Raduga (“Rainbow,” 1865) is a poem by Tyutchev. The other Ardis, Radugalet also brings to mind O, kak na sklone nashikh let… (“Oh, how in the final slope of our years…”), the first line of Tyutchev’s poem Poslednyaya lyubov’ (“Last Love,” 1851-54):

 

О, как на склоне наших лет
Нежней мы любим и суеверней...
Сияй, сияй, прощальный свет
Любви последней, зари вечерней!

Полнеба обхватила тень,
Лишь там, на западе, бродит сиянье, –
Помедли, помедли, вечерний день,
Продлись, продлись, очарованье.

Пускай скудеет в жилах кровь,
Но в сердце не скудеет нежность...
О ты, последняя любовь!
Ты и блаженство, и безнадежность.

 

Love at the closing of our days
is apprehensive and very tender.
Glow brighter, brighter, farewell rays
of one last love in its evening splendor.
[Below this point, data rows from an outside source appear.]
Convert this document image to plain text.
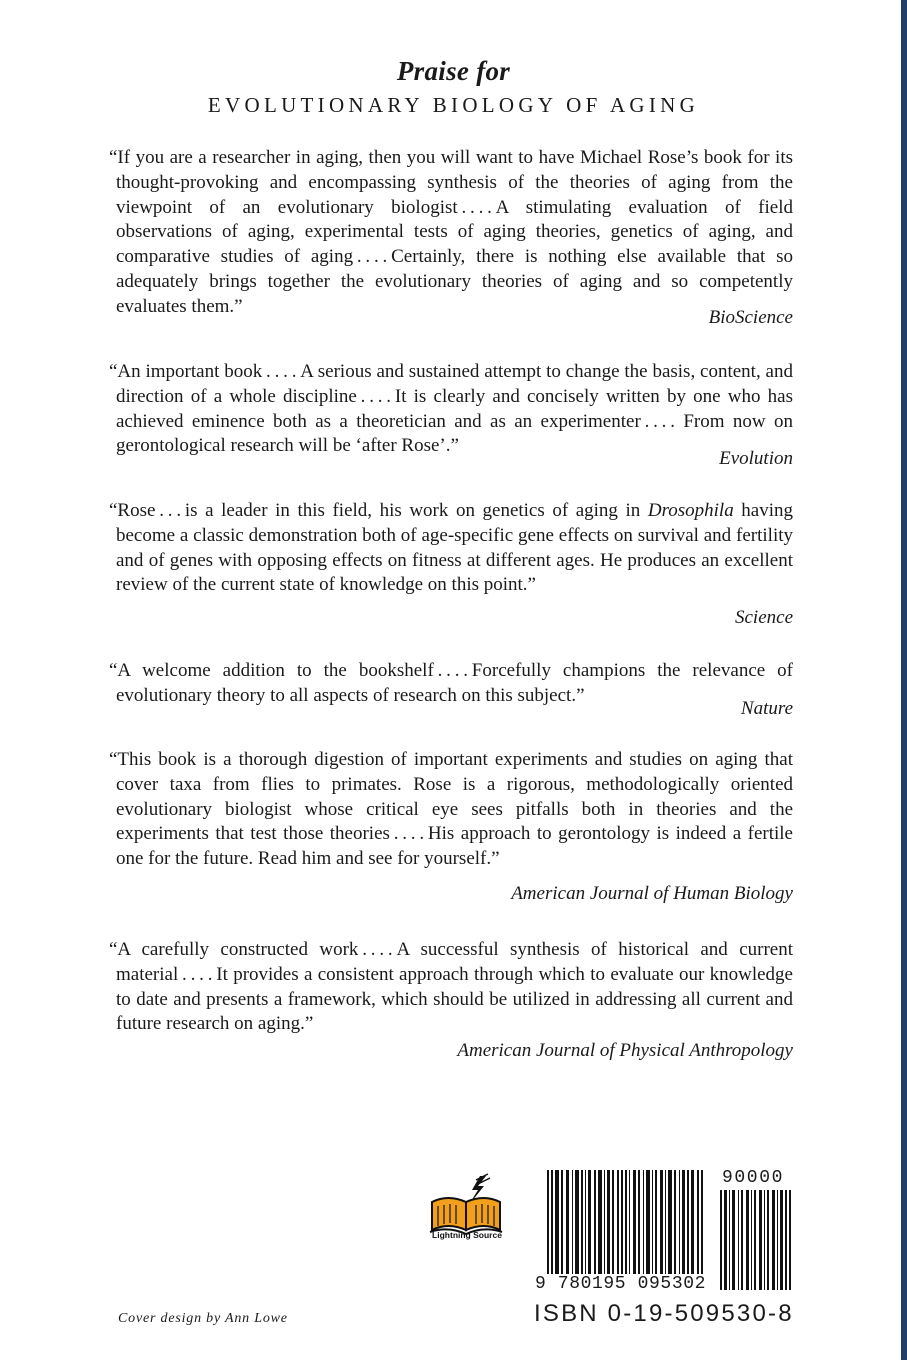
Praise for
EVOLUTIONARY BIOLOGY OF AGING

“If you are a researcher in aging, then you will want to have Michael Rose’s book for its thought-provoking and encompassing synthesis of the theories of aging from the viewpoint of an evolutionary biologist . . . . A stimulating evaluation of field observations of aging, experimental tests of aging theories, genetics of aging, and comparative studies of aging . . . . Certainly, there is nothing else available that so adequately brings together the evolutionary theories of aging and so competently evaluates them.”

BioScience

“An important book . . . . A serious and sustained attempt to change the basis, content, and direction of a whole discipline . . . . It is clearly and concisely written by one who has achieved eminence both as a theoretician and as an experimenter . . . . From now on gerontological research will be ‘after Rose’.”

Evolution

“Rose . . . is a leader in this field, his work on genetics of aging in Drosophila having become a classic demonstration both of age-specific gene effects on survival and fertility and of genes with opposing effects on fitness at different ages. He produces an excellent review of the current state of knowledge on this point.”

Science

“A welcome addition to the bookshelf . . . . Forcefully champions the relevance of evolutionary theory to all aspects of research on this subject.”

Nature

“This book is a thorough digestion of important experiments and studies on aging that cover taxa from flies to primates. Rose is a rigorous, methodologically oriented evolutionary biologist whose critical eye sees pitfalls both in theories and the experiments that test those theories . . . . His approach to gerontology is indeed a fertile one for the future. Read him and see for yourself.”

American Journal of Human Biology

“A carefully constructed work . . . . A successful synthesis of historical and current material . . . . It provides a consistent approach through which to evaluate our knowledge to date and presents a framework, which should be utilized in addressing all current and future research on aging.”

American Journal of Physical Anthropology
Lightning Source
9 780195 095302
90000
ISBN 0-19-509530-8
Cover design by Ann Lowe
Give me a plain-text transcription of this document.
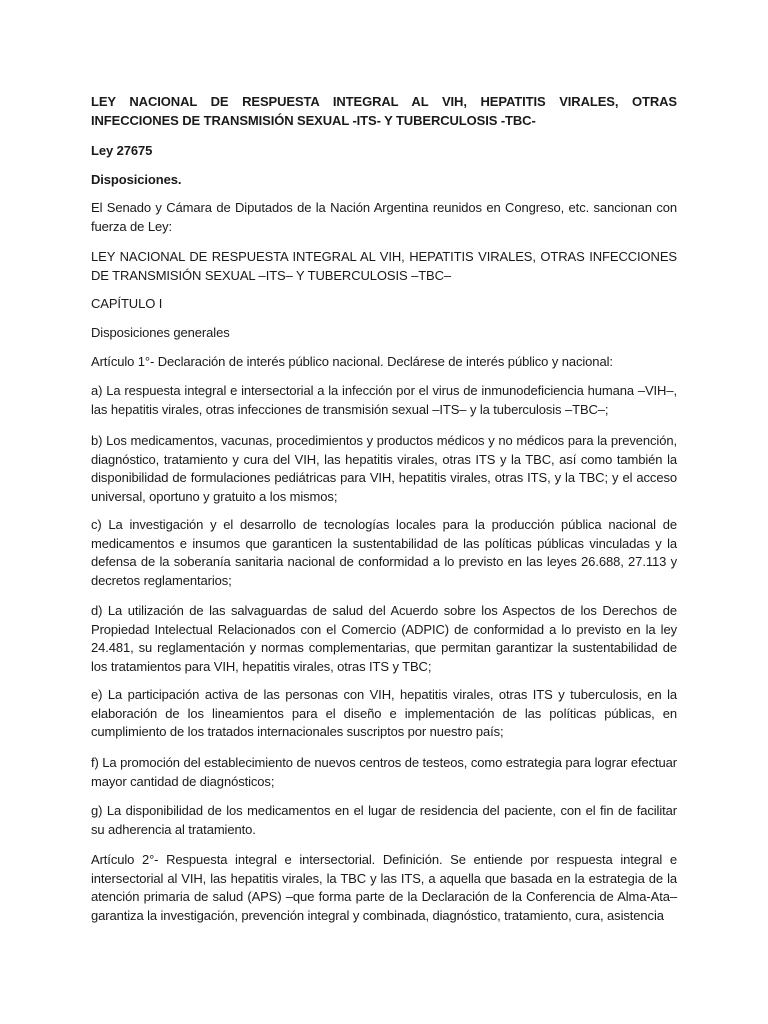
LEY NACIONAL DE RESPUESTA INTEGRAL AL VIH, HEPATITIS VIRALES, OTRAS INFECCIONES DE TRANSMISIÓN SEXUAL -ITS- Y TUBERCULOSIS -TBC-

Ley 27675

Disposiciones.

El Senado y Cámara de Diputados de la Nación Argentina reunidos en Congreso, etc. sancionan con fuerza de Ley:

LEY NACIONAL DE RESPUESTA INTEGRAL AL VIH, HEPATITIS VIRALES, OTRAS INFECCIONES DE TRANSMISIÓN SEXUAL –ITS– Y TUBERCULOSIS –TBC–

CAPÍTULO I

Disposiciones generales

Artículo 1°- Declaración de interés público nacional. Declárese de interés público y nacional:

a) La respuesta integral e intersectorial a la infección por el virus de inmunodeficiencia humana –VIH–, las hepatitis virales, otras infecciones de transmisión sexual –ITS– y la tuberculosis –TBC–;

b) Los medicamentos, vacunas, procedimientos y productos médicos y no médicos para la prevención, diagnóstico, tratamiento y cura del VIH, las hepatitis virales, otras ITS y la TBC, así como también la disponibilidad de formulaciones pediátricas para VIH, hepatitis virales, otras ITS, y la TBC; y el acceso universal, oportuno y gratuito a los mismos;

c) La investigación y el desarrollo de tecnologías locales para la producción pública nacional de medicamentos e insumos que garanticen la sustentabilidad de las políticas públicas vinculadas y la defensa de la soberanía sanitaria nacional de conformidad a lo previsto en las leyes 26.688, 27.113 y decretos reglamentarios;

d) La utilización de las salvaguardas de salud del Acuerdo sobre los Aspectos de los Derechos de Propiedad Intelectual Relacionados con el Comercio (ADPIC) de conformidad a lo previsto en la ley 24.481, su reglamentación y normas complementarias, que permitan garantizar la sustentabilidad de los tratamientos para VIH, hepatitis virales, otras ITS y TBC;

e) La participación activa de las personas con VIH, hepatitis virales, otras ITS y tuberculosis, en la elaboración de los lineamientos para el diseño e implementación de las políticas públicas, en cumplimiento de los tratados internacionales suscriptos por nuestro país;

f) La promoción del establecimiento de nuevos centros de testeos, como estrategia para lograr efectuar mayor cantidad de diagnósticos;

g) La disponibilidad de los medicamentos en el lugar de residencia del paciente, con el fin de facilitar su adherencia al tratamiento.

Artículo 2°- Respuesta integral e intersectorial. Definición. Se entiende por respuesta integral e intersectorial al VIH, las hepatitis virales, la TBC y las ITS, a aquella que basada en la estrategia de la atención primaria de salud (APS) –que forma parte de la Declaración de la Conferencia de Alma-Ata– garantiza la investigación, prevención integral y combinada, diagnóstico, tratamiento, cura, asistencia
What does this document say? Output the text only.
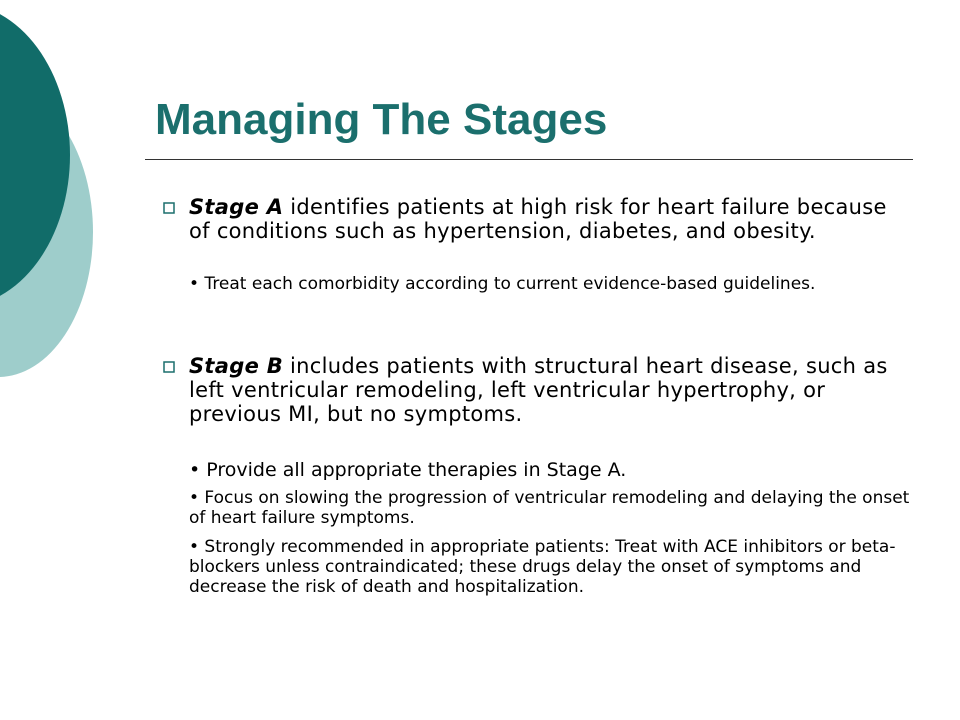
Managing The Stages
Stage A identifies patients at high risk for heart failure because of conditions such as hypertension, diabetes, and obesity.
• Treat each comorbidity according to current evidence-based guidelines.
Stage B includes patients with structural heart disease, such as left ventricular remodeling, left ventricular hypertrophy, or previous MI, but no symptoms.
• Provide all appropriate therapies in Stage A.
• Focus on slowing the progression of ventricular remodeling and delaying the onset of heart failure symptoms.
• Strongly recommended in appropriate patients: Treat with ACE inhibitors or beta-blockers unless contraindicated; these drugs delay the onset of symptoms and decrease the risk of death and hospitalization.
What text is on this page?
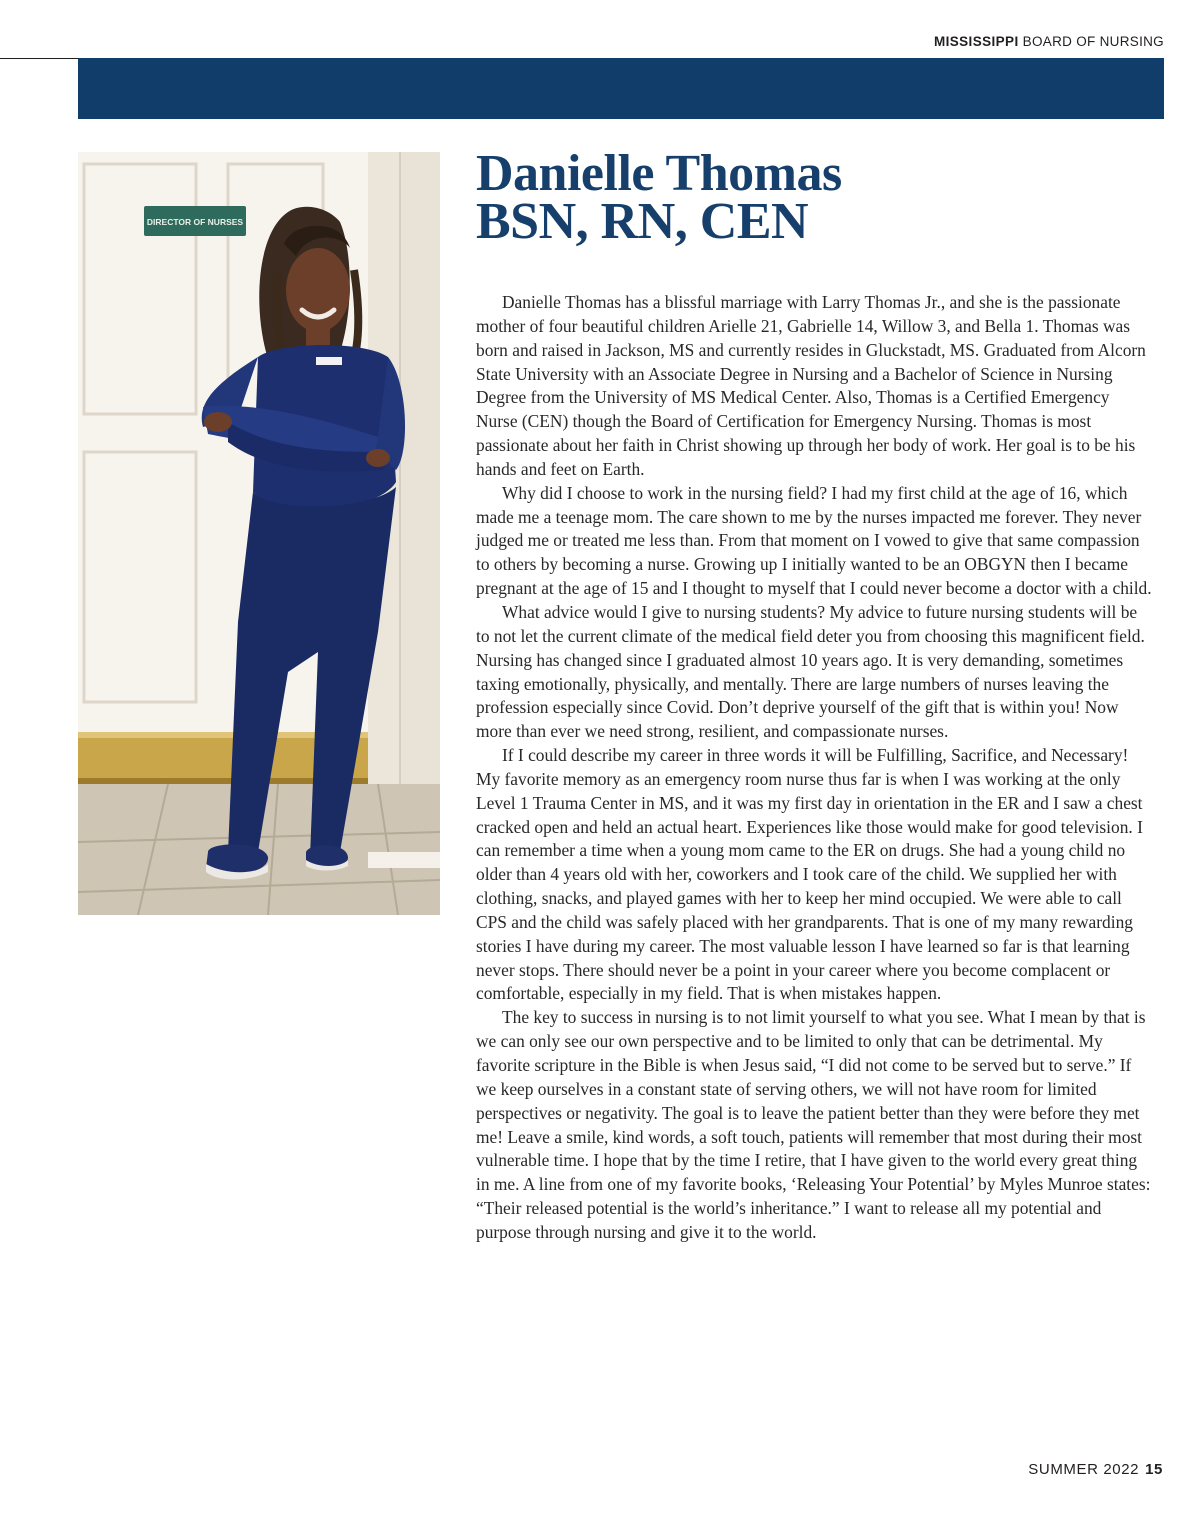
MISSISSIPPI BOARD OF NURSING
DIRECTOR OF NURSES
Danielle Thomas
BSN, RN, CEN

Danielle Thomas has a blissful marriage with Larry Thomas Jr., and she is the passionate mother of four beautiful children Arielle 21, Gabrielle 14, Willow 3, and Bella 1. Thomas was born and raised in Jackson, MS and currently resides in Gluckstadt, MS. Graduated from Alcorn State University with an Associate Degree in Nursing and a Bachelor of Science in Nursing Degree from the University of MS Medical Center. Also, Thomas is a Certified Emergency Nurse (CEN) though the Board of Certification for Emergency Nursing. Thomas is most passionate about her faith in Christ showing up through her body of work. Her goal is to be his hands and feet on Earth.

Why did I choose to work in the nursing field? I had my first child at the age of 16, which made me a teenage mom. The care shown to me by the nurses impacted me forever. They never judged me or treated me less than. From that moment on I vowed to give that same compassion to others by becoming a nurse. Growing up I initially wanted to be an OBGYN then I became pregnant at the age of 15 and I thought to myself that I could never become a doctor with a child.

What advice would I give to nursing students? My advice to future nursing students will be to not let the current climate of the medical field deter you from choosing this magnificent field. Nursing has changed since I graduated almost 10 years ago. It is very demanding, sometimes taxing emotionally, physically, and mentally. There are large numbers of nurses leaving the profession especially since Covid. Don’t deprive yourself of the gift that is within you! Now more than ever we need strong, resilient, and compassionate nurses.

If I could describe my career in three words it will be Fulfilling, Sacrifice, and Necessary! My favorite memory as an emergency room nurse thus far is when I was working at the only Level 1 Trauma Center in MS, and it was my first day in orientation in the ER and I saw a chest cracked open and held an actual heart. Experiences like those would make for good television. I can remember a time when a young mom came to the ER on drugs. She had a young child no older than 4 years old with her, coworkers and I took care of the child. We supplied her with clothing, snacks, and played games with her to keep her mind occupied. We were able to call CPS and the child was safely placed with her grandparents. That is one of my many rewarding stories I have during my career. The most valuable lesson I have learned so far is that learning never stops. There should never be a point in your career where you become complacent or comfortable, especially in my field. That is when mistakes happen.

The key to success in nursing is to not limit yourself to what you see. What I mean by that is we can only see our own perspective and to be limited to only that can be detrimental. My favorite scripture in the Bible is when Jesus said, “I did not come to be served but to serve.” If we keep ourselves in a constant state of serving others, we will not have room for limited perspectives or negativity. The goal is to leave the patient better than they were before they met me! Leave a smile, kind words, a soft touch, patients will remember that most during their most vulnerable time. I hope that by the time I retire, that I have given to the world every great thing in me. A line from one of my favorite books, ‘Releasing Your Potential’ by Myles Munroe states: “Their released potential is the world’s inheritance.” I want to release all my potential and purpose through nursing and give it to the world.

SUMMER 2022 15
Blue shade takes half the world away:
through western clouds alone some light is slanted.
O tarry, O tarry, declining day,
enchantment, let me stay enchanted.

The blood runs thinner, yet the heart
remains as ever deep and tender.
O last belated love, thou art
a blend of joy and of hopeless surrender.